In the few minutes before you start writing, jot down some ideas, in order, and some descri ptive and original phrases to use.
Your piece of writing can be simple and unfussy, but if it has a few interesting descri ptions or details and sounds genuine and sincere, the examiner will be on your side and willing you on. Don`t let worries about accuracy stop you from letting your thoughts and ideas flow.
Then you just adapt it to the question or if you want to do the picture you can just add a sentence or two about the picture as well.
Try and turn the starting points on their head a bit and take inspiration from the extract you've been working from.
And then the second time he neglected to tell me and the third I just plain ignored. There's not much I can say apart from maybe losing the semi-colon from the phrase: Tighter my grasp became on the shimmering green gemstone.
And he swore to me he'd never do it again, he promised. It was really intriguing I like the rhetorical questions (many people use it in a cliche way which makes it seems dull, but you nailed it.) The structure was really good, especially with the sentence lengths and the punctuation used.

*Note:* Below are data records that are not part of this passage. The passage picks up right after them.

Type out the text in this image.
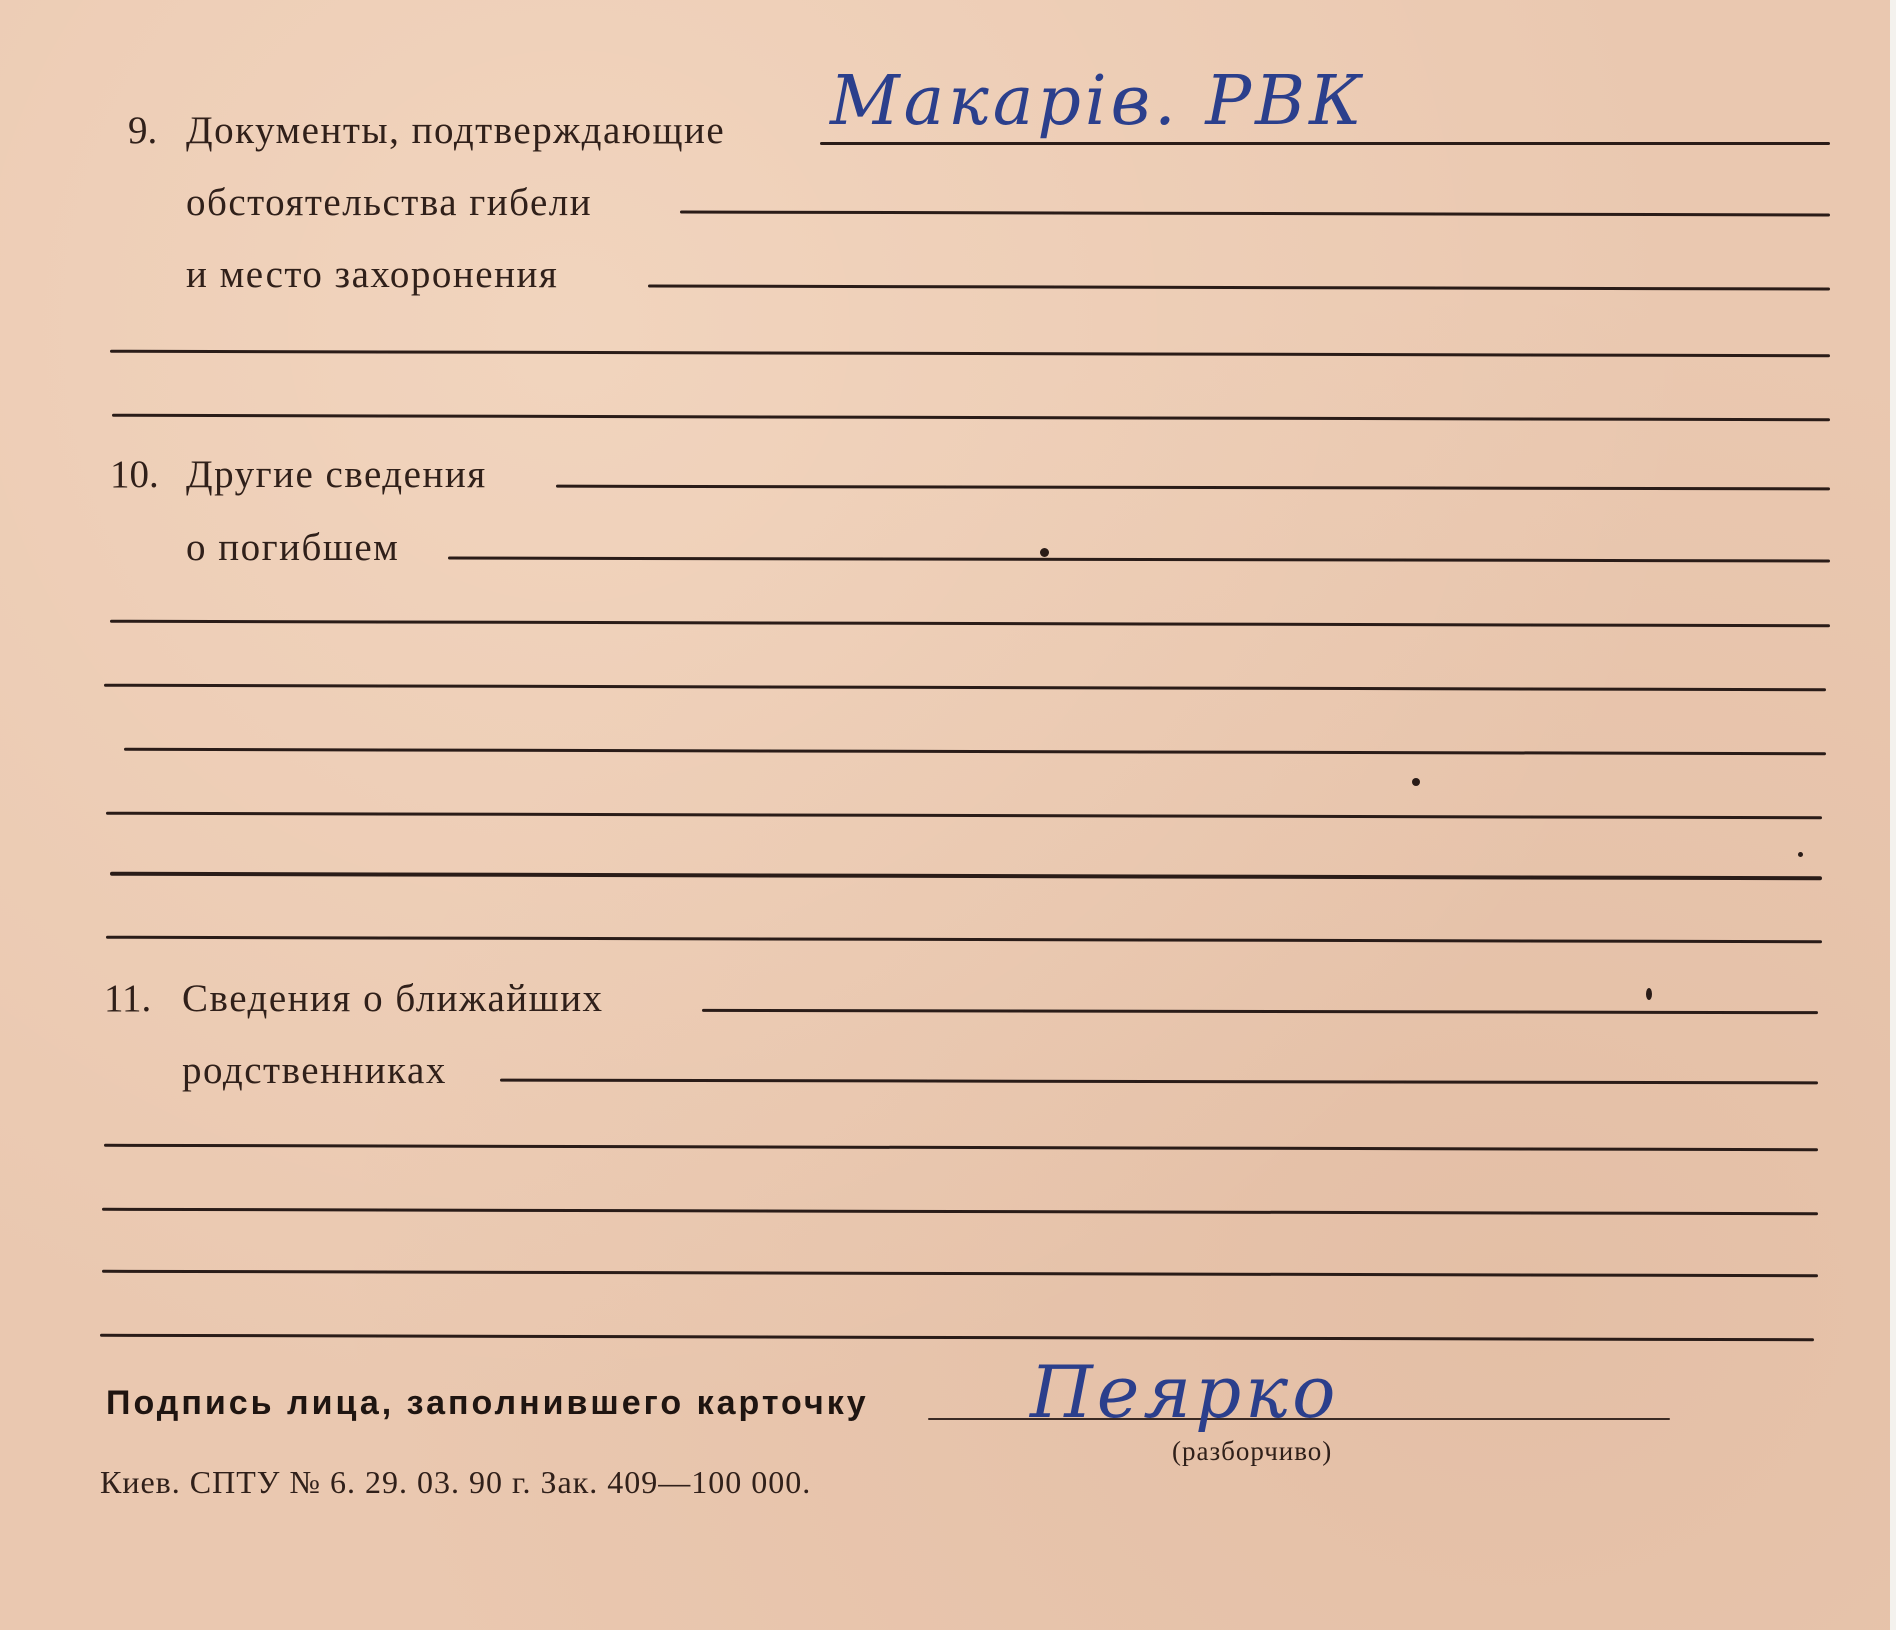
9. Документы, подтверждающие Макарів. РВК
обстоятельства гибели
и место захоронения
10. Другие сведения
о погибшем
11. Сведения о ближайших
родственниках
Подпись лица, заполнившего карточку Пеярко
(разборчиво)
Киев. СПТУ № 6. 29. 03. 90 г. Зак. 409—100 000.
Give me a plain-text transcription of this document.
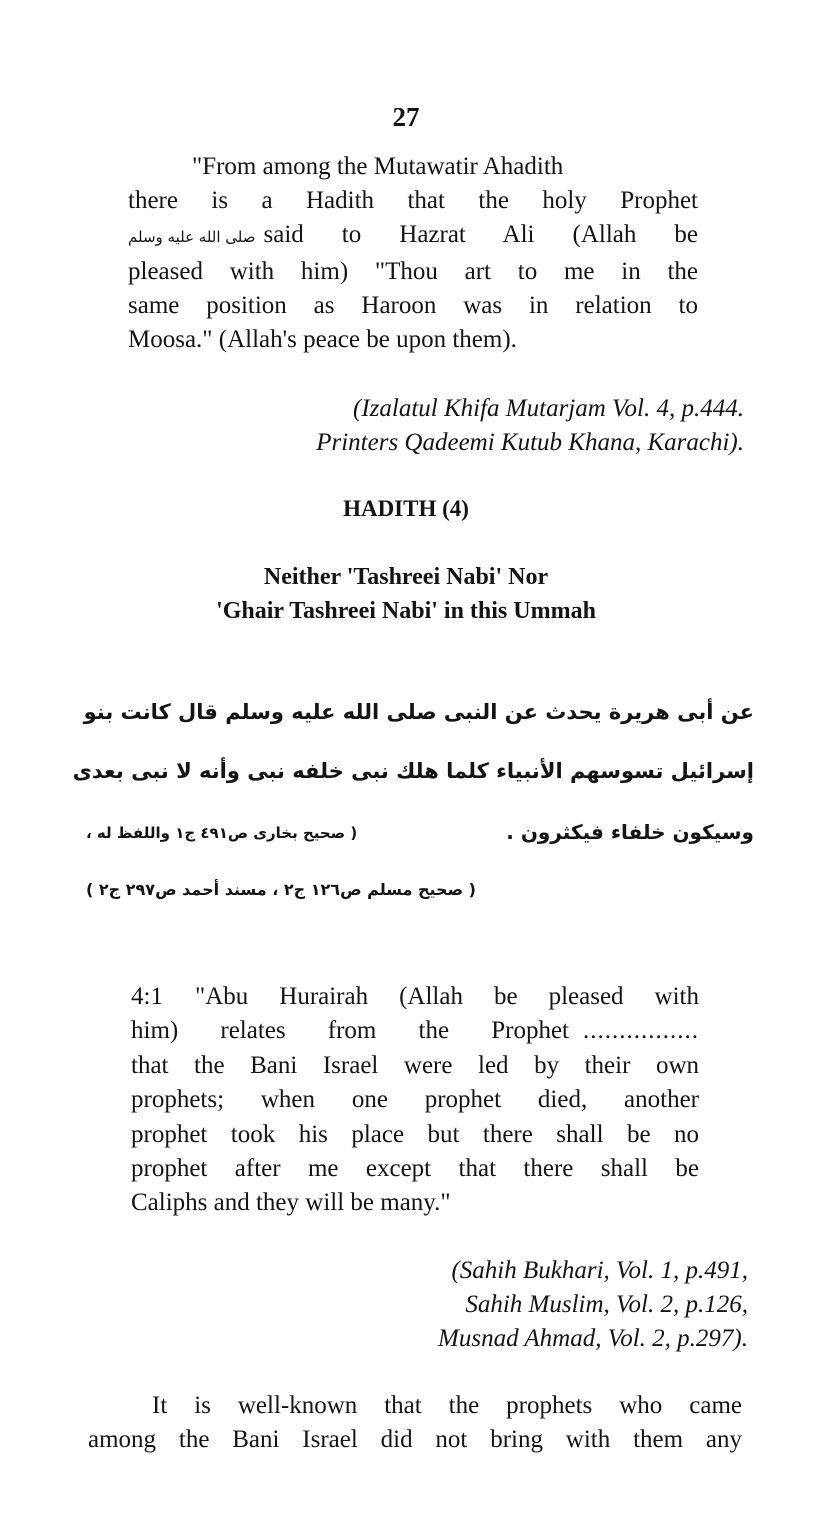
27
"From among the Mutawatir Ahadith
there is a Hadith that the holy Prophet
صلى الله عليه وسلم said to Hazrat Ali (Allah be
pleased with him) "Thou art to me in the
same position as Haroon was in relation to
Moosa." (Allah's peace be upon them).
(Izalatul Khifa Mutarjam Vol. 4, p.444.
Printers Qadeemi Kutub Khana, Karachi).
HADITH (4)
Neither 'Tashreei Nabi' Nor
'Ghair Tashreei Nabi' in this Ummah
عن أبى هريرة يحدث عن النبى صلى الله عليه وسلم قال كانت بنو
إسرائيل تسوسهم الأنبياء كلما هلك نبى خلفه نبى وأنه لا نبى بعدى
وسيكون خلفاء فيكثرون .
( صحيح بخارى ص٤٩١ ج١ واللفظ له ،
( صحيح مسلم ص١٢٦ ج٢ ، مسند أحمد ص٢٩٧ ج٢ )
4:1	"Abu Hurairah (Allah be pleased with
him) relates from the Prophet ................
that the Bani Israel were led by their own
prophets; when one prophet died, another
prophet took his place but there shall be no
prophet after me except that there shall be
Caliphs and they will be many."
(Sahih Bukhari, Vol. 1, p.491,
Sahih Muslim, Vol. 2, p.126,
Musnad Ahmad, Vol. 2, p.297).
It is well-known that the prophets who came
among the Bani Israel did not bring with them any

Don`t write about what you saw on a TV programme the night or week before chances are the examiner saw it and he or she groans to see you regurgitating it.
If you do these things, your true style and self will not shine through.
Reams have been written about creative writing and char rooms are full of desperate students pleading for help.
However, the good news is - writing creative essays is easy! Before you fall off your chair in amazement, let me tell you why they are a piece of cake. They know your battles and they know what you have gone through to pen those 30 or 40 lines. I can verify that, having marked hundreds of exam papers.